Schwern
Schwern

Reputation: 164679

Decorator pattern for model functionality in Rails 5

I'm developing a Rails 5 application following the "fat model / thin controller" pattern. As I'm adding things like logging and validation I'm finding my models are getting a bit too fat. For example, here's a sketch of what the method for subscribing to a list looks like...

class SubscriberList < ApplicationRecord
  # relationships and validations

  def subscribe!(args)
    log that a subscription is attempted

    begin
      do the subscription
    rescue errors
      log the failure and reason
      rethrow
    end

    log successful subscription
    log other details about the subscription

    SubscriptionValidationJob.perform_later( new_subscriber )

    return new_subscriber
  end
end

Its increasingly getting in the way that logging and validation are welded to the act of subscribing. I understand I should solve this by moving logging and validation into decorators probably using draper.

I don't have much experience with decorators. My main concern is bugs due to code using an undecorated model when it should be using the decorated model. Or vice versa. The interfaces are the same, the changes are side-effects, so it would be hard to detect.

I'd be tempted to use decorates_association and decorates_finders liberally to avoid this, but Draper documentation says to avoid this...

Decorators are supposed to behave very much like the models they decorate, and for that reason it is very tempting to just decorate your objects at the start of your controller action and then use the decorators throughout. Don't.
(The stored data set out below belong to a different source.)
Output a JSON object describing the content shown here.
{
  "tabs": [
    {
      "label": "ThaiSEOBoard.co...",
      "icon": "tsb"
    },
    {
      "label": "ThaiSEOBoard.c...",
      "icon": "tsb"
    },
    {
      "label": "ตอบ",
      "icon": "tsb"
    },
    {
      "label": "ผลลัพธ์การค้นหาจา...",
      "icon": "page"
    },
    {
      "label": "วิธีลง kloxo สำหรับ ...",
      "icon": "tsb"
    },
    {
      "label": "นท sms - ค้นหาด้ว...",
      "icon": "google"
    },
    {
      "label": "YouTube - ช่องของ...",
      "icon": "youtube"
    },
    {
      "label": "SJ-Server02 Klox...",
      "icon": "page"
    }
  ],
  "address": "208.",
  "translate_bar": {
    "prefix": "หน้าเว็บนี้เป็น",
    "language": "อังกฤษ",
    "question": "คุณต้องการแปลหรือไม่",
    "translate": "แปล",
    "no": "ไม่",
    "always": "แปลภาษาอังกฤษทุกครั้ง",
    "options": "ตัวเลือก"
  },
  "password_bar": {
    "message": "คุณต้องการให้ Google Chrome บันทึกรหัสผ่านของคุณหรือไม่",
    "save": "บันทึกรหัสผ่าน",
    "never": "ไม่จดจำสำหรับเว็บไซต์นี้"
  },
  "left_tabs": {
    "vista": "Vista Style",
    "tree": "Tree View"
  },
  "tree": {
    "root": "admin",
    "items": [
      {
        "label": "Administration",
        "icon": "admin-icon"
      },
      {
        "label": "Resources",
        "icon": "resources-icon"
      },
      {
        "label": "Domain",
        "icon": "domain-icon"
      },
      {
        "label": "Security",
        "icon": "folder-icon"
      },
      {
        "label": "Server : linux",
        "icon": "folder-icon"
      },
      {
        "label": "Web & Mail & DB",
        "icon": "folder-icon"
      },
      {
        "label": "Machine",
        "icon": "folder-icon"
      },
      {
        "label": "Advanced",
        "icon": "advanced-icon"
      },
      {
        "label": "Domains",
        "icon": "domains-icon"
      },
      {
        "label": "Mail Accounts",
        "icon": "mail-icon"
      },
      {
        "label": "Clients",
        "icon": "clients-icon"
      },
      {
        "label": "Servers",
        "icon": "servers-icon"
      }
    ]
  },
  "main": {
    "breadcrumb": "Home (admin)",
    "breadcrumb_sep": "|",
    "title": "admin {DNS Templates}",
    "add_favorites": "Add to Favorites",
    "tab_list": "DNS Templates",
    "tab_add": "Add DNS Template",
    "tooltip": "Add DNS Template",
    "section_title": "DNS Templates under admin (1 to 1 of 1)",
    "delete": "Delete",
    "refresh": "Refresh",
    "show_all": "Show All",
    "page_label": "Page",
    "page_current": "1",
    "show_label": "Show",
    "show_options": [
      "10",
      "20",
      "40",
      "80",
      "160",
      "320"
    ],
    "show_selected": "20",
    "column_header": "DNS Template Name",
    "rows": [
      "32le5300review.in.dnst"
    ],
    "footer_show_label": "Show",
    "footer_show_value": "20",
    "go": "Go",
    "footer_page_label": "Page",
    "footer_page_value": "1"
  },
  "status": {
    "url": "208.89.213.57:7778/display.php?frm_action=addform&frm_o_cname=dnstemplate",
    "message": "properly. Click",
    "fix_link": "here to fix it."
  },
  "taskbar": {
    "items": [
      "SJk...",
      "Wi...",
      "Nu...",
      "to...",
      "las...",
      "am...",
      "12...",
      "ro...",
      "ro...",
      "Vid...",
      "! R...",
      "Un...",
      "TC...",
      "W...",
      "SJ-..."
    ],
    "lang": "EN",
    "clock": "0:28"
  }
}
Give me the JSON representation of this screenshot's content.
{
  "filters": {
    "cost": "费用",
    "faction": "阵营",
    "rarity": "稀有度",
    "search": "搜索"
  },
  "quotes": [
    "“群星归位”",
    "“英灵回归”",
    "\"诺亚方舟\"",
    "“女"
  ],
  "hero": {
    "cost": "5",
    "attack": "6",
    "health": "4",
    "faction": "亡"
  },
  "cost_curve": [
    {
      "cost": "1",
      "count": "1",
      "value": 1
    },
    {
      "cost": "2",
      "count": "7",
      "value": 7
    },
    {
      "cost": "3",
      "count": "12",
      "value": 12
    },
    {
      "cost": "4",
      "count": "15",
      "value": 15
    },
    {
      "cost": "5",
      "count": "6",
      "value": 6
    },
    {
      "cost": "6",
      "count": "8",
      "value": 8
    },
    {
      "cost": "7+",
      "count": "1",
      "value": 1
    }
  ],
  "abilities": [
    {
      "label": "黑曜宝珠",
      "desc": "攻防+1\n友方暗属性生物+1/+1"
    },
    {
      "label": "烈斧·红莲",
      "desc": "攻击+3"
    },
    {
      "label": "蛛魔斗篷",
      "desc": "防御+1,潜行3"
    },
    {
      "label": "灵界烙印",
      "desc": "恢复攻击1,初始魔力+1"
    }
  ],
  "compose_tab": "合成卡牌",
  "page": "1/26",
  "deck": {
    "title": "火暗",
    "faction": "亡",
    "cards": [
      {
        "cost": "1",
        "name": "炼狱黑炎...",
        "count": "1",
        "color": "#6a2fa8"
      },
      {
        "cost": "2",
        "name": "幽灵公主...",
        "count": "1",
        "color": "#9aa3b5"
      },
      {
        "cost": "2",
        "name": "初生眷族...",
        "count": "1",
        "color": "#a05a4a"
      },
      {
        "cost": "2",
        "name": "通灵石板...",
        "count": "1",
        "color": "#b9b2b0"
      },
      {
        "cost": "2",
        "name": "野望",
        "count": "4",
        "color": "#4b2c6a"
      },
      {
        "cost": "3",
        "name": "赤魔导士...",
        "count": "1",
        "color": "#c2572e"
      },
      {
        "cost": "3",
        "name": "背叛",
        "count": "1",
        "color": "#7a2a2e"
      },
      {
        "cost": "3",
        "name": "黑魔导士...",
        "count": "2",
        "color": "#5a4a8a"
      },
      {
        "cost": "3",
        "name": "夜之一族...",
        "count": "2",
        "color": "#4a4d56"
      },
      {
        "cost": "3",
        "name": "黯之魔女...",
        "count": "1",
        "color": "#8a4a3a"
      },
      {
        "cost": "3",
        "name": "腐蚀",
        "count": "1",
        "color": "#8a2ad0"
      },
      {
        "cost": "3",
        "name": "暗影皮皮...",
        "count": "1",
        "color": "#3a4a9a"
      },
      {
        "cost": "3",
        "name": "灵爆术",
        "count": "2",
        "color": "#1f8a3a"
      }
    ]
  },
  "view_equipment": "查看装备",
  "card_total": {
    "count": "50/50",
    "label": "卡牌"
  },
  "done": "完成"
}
However, Draper (and most Rails + Decorator articles I could find) seem to be focused on view functionality...

Because decorators are designed to be consumed by the view, you should only be accessing them there. Manipulate your models to get things ready, then decorate at the last minute, right before you render the view. This avoids many of the common pitfalls that arise from attempting to modify decorators (in particular, collection decorators) after creating them.

Unlike view functionality, where you have a controller to ensure the models its passing to the view are decorated, my decorators are for model functionality. The decorator is mostly for code organization and ease of testing, just about everything should be using the decorated model.

What are the best practices for using decorators to add to model functionality? Always use the decorated models? Something more radical like moving subscription and unsubscription into another class?

Upvotes: 2

Views: 2666

Answers (1)

max
max

Reputation: 101811

I don't think this is a good fit for decorators. In rails decorators mainly wrap model objects with presentation logic used in the view. They work as an extension of a single object which let you separate the different tasks of an object logically.

For example:

class User
  def born_on
    Date.new(1989, 9, 10)
  end
end

class UserDecorator < SimpleDelegator
  def birth_year
    born_on.year
  end
end

Decorators are not a good fit when it comes to proceedure like operations where several objects interact.

Rather what you should be looking at is the service objects pattern, in which you create single purpose objects that perform a single task:

class SubscriptionService

  attr_accessor :user, :list

  def initialize(user, list)
    @user = user
    @list = list
  end

  def self.perform(user, list)
    self.new(user, list).perform
  end

  def perform
     @subscription = Subscription.new(user: @user, list: @list)
     log_subscription_attempted
     if @subscription.create
       send_welcome_email
       # ...
     else
       log_failure_reason
       # ...
     end

     @subscription
  end

  private

    def send_welcome_email
      # ...
    end

    def log_subscription_attempted
      # ...
    end

    def log_failure_reason
      # ...
    end
end

But you should also consider if you are composing your models correctly. In this example you would want to have three models interconnect as so:

class User
  has_many :subscriptions
  has_many :subscription_lists, through: :subscriptions
end

class Subscription
  belongs_to :user
  belongs_to :subscription_list
  validates_uniqueness_of :user_id, scope: :subscription_list_id
end

# or topic
class SubscriptionList 
  has_many :subscriptions
  has_many :users, through: :subscriptions
end

Each model should handle one separate entity/resource in the application. So the SubscriptionList model for example should not be directly involved in subscribing a single user. If your models are getting two fat it might be a sign that you are shoehorning too much into a too small set of business logic objects or that the database design is poorly set up.